Our first week at home has had its high points and low points.  We've had lots of sleepless nights, lots of messes, and lots of tears (sometimes not just from the boys!).  But we've also had lots of laughs, lots of hugs, and lots of thankfulness.  Our main goals for the first few weeks is to try to establish a routine, including teaching good eating & sleeping habits.  It might seem a little ambitious but we've made a lot of progress I think.  Sami has started his first solids of banana and pumpkin puree (homemade stuff I froze before we went to pick them up), and Micah pretty much plows through anything we put in front of him, including vegetables (evidence that he is most certainly fit to be my son!).  He has a serious crush on his fork and refuses to begin a meal without it, even if he doesn't use it at all.  

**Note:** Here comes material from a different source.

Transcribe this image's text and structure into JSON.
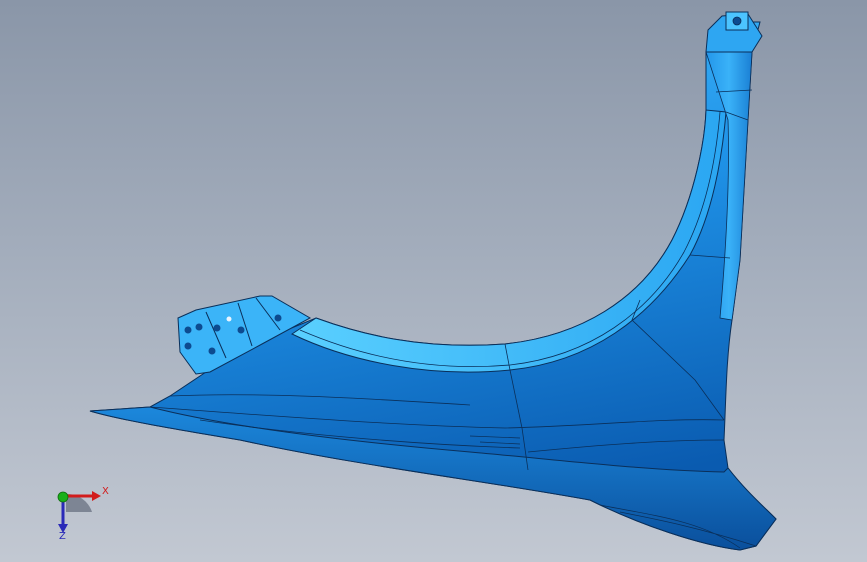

While Sami is pretty much a dream at going down to sleep, he hasn't been sleeping through the night most of the time, requiring a bottle around 3 AM.  Micah is not a fan of naps or night time, but we're slowly discovering a sleep routine that seems to be working.  Micah has made it through the night once, but he typically wakes up a few times. We think maybe it's because of the residual itchiness from his scabies, so hopefully his sleeping will get better as his skin heals.

So this first week has been full of a lot of learning.  This is probably one of the most difficult things I've ever done in my life.  More difficult than marathons.  More difficult than living internationally.  More difficult than learning Chinese.  But my husband is amazing, my God is sufficient, and our commitment to these boys is steadfast.